Wednesday, February 8, 2023

Today, through a series of pastoral letters to First Nations, Inuit, Métis, and the People of God in Canada, the Canadian Conference of Catholic Bishops (CCCB) affirmed its ongoing commitment to renewing and strengthening relations with Indigenous Peoples at the national, regional, and especially the local level.

Each of the distinct pastoral letters in this series, entitled That We May Walk Together, is the fruit of many months of listening, dialogue, and encounter with Indigenous Peoples, especially through Listening Circles held in dioceses across the country, the Indigenous Delegation to the Vatican in April 2022, and Pope Francis’ Apostolic Voyage to Canada in July of the same year.

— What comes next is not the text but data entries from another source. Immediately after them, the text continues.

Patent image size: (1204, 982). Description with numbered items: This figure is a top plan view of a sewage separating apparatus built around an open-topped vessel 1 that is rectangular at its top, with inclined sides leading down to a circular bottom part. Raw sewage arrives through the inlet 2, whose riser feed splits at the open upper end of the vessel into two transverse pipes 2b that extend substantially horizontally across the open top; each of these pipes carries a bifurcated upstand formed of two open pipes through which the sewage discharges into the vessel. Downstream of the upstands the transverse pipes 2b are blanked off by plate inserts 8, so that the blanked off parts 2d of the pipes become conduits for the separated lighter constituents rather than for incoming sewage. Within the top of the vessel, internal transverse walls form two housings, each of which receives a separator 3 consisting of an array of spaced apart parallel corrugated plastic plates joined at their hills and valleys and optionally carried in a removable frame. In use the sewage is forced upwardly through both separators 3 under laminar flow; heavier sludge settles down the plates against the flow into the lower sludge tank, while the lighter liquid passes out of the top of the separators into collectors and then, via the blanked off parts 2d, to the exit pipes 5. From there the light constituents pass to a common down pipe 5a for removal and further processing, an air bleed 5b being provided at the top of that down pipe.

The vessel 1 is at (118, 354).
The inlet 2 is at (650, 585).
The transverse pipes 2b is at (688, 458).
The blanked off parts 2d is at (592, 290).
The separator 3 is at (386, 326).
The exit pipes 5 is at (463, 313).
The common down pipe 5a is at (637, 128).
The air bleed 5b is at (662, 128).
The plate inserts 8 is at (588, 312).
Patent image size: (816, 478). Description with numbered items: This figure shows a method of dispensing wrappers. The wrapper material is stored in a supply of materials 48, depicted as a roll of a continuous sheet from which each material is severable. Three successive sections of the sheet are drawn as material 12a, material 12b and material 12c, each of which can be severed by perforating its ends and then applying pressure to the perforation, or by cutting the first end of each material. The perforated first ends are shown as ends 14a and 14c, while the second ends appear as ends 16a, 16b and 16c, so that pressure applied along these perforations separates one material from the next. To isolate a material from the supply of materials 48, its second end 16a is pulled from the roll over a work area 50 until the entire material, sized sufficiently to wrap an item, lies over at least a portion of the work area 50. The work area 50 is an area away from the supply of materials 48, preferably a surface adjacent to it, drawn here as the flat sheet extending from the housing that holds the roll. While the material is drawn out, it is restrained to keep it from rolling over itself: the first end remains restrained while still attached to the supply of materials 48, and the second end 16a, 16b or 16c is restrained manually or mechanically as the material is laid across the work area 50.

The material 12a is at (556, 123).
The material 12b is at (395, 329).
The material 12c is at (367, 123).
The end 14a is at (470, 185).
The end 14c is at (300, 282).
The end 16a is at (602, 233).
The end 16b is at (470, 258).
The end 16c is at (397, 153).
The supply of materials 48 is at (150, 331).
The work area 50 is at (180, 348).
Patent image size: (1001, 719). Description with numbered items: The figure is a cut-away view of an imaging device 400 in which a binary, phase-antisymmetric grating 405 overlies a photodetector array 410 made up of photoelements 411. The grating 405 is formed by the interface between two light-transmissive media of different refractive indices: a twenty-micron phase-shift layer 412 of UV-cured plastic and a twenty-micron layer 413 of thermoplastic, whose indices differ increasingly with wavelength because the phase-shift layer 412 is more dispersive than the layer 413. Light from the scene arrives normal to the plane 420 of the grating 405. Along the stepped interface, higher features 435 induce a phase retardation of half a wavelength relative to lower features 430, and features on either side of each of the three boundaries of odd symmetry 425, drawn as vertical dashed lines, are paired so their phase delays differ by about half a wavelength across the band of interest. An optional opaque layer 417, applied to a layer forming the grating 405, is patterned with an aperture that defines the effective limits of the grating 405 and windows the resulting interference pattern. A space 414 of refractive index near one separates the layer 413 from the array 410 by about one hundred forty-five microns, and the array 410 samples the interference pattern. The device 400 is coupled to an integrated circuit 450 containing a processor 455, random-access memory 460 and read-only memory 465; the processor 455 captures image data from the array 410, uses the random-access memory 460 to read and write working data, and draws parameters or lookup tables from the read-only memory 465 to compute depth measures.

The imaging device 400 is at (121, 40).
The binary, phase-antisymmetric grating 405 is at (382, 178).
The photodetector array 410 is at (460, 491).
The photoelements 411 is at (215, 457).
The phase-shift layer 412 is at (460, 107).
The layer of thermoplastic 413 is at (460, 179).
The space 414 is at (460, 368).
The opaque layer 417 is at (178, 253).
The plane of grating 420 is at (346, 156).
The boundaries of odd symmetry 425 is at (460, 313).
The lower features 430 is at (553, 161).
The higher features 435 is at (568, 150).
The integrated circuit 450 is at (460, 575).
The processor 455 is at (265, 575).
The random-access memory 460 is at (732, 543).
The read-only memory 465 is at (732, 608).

Having heard from Indigenous Survivors, Elders, Knowledge Keepers, and Youth, and inspired by the witness of Pope Francis during his “penitential pilgrimage” in Canada, who encouraged Canada’s Bishops to continue walking with Indigenous People’s along the path of truth, justice, healing, reconciliation and hope, these letters present a framework for local engagement by Bishops with Indigenous Peoples in their dioceses/eparchies, including:

  • Continuing to dialogue and discern the most effective mechanism by which respectful and fruitful collaboration can continue at the national, regional and local levels;
  • Fulfilling a pledge, made at the 2021 CCCB Plenary Assembly, to undertake fundraising to support locally-discerned projects through the Indigenous Reconciliation Fund (which has raised over $9 million so far and is on track to meet its five-year, $30-million commitment);
  • Supporting opportunities to make Indigenous culture more widely known, including by working with Catholic educational institutions, seminaries, religious houses, and programs of pastoral formation;
  • Accompanying Indigenous Peoples in the pursuit of justice, according to the spirit of the United Declaration on the Rights of Indigenous Peoples as well as Catholic Social Teaching;
  • Working together with local community leaders to address social challenges, including addictions, suicide, violence, poverty, and incarceration;
  • Celebrating the great role that women play in many Indigenous faith communities; and
  • Identifying new forms of responsibility within dioceses/eparchies to which Indigenous Elders could be invited to share their spiritual wisdom.

In addition, in the Pastoral Letter to the People of God, the Catholic faithful are invited to join their Bishops, in a spirit of love and service, as the local churches take tangible steps toward reconciliation with Indigenous Peoples in view of a new era of encounter and dialogue.

The Canadian Conference of Catholic Bishops (CCCB) is the national assembly of the Bishops of Canada. It was founded in 1943 and officially recognized by the Holy See in 1948.